- Catalan: Sants
- Directed by: Mikel Gurrea
- Screenplay by: Mikel Gurrea
- Produced by: Laura Rubirola Sala
- Starring: Victoria Luengo; Ariadna Gil; Eulàlia Ramon;
- Cinematography: Julián Elizalde
- Production companies: Nocturna Pictures; Lastor Media; Deliris Films; Kino Produzioni;
- Distributed by: Elastica Films
- Release dates: 24 September 2026 (Zinemaldia); 2027 (Spain);
- Countries: Spain; Italy;
- Language: Catalan

= Saints (film) =

Saints (Sants) is a 2026 drama film written and directed by Mikel Gurrea. It stars Victoria Luengo alongside Ariadna Gil and Eulàlia Ramon. It is a Spanish-Italian co-production.

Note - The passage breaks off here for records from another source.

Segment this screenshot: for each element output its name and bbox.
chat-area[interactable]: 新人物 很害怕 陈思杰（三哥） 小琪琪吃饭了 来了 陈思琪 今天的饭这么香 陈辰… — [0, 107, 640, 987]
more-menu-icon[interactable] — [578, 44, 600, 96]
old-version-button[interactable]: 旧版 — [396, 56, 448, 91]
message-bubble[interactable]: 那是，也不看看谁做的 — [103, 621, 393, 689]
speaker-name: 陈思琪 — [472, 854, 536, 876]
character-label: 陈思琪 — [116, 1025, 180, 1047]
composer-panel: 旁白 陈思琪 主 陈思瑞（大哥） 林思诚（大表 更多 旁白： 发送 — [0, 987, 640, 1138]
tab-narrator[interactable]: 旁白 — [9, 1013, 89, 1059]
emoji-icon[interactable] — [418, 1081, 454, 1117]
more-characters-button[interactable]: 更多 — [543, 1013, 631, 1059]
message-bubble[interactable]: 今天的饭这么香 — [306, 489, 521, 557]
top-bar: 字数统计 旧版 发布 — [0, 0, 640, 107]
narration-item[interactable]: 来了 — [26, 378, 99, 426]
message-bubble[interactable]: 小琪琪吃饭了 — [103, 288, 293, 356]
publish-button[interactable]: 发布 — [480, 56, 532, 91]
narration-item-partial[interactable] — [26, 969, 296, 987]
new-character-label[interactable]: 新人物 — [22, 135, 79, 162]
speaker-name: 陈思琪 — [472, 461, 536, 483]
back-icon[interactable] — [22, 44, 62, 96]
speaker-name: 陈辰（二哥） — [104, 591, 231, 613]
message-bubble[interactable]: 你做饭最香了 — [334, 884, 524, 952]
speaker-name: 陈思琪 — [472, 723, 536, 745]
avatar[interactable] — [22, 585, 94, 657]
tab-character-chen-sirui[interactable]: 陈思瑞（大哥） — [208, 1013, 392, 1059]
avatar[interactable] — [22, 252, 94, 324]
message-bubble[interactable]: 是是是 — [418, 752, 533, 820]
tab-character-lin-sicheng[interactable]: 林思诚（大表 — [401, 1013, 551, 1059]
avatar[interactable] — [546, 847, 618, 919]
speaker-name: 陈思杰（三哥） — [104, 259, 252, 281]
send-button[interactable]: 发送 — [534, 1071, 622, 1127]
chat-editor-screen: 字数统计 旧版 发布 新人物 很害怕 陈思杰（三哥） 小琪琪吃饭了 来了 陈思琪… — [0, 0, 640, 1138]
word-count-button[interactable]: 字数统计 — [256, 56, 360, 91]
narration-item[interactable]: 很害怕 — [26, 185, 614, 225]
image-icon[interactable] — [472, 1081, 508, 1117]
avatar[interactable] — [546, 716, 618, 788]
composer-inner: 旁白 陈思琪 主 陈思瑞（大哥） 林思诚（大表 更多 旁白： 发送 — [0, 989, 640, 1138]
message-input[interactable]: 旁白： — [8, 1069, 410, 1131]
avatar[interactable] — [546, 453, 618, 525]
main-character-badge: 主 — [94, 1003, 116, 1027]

The film was presented at the 74th San Sebastián International Film Festival on 24 September 2026, vying for the Golden Shell.

== Plot ==
Set in the Sants neighborhood, the plot follows Lali, a woman who after years drifting around the world returns to Barcelona to take care of her dying mother Gloria. She joins a band of thieves of religious figures led by former nun Rosario.

== Cast ==
- Victoria Luengo as Lali
- Ariadna Gil as Gloria
- Eulàlia Ramon as Rosario

== Production ==
The project was selected for the 2014 TorinoFilmLab's Script Lab. The film was produced by Nocturna Pictures alongside Lastor Media, Deliris Films, and Kino Produzioni, with the participation of TVC, Movistar Plus+, and Filmin and funding from ICAA and ICEC.

== Release ==
Saints premiered at the 74th San Sebastián International Film Festival on 24 September 2026. Elastica Films is expected to release theatrically the film in Spain in 2027. M-Appeal acquired international sales rights ahead of the world premiere. The film was also programmed at the 21st Rome Film Festival.

== Reception ==
Jonathan Romney of ScreenDaily determined the film to be "uneven, never managing to push its heist dimension quite as urgently as its set-up promises", although conceding that the director manages to combine "dramatic tension with slow-building narrative looseness".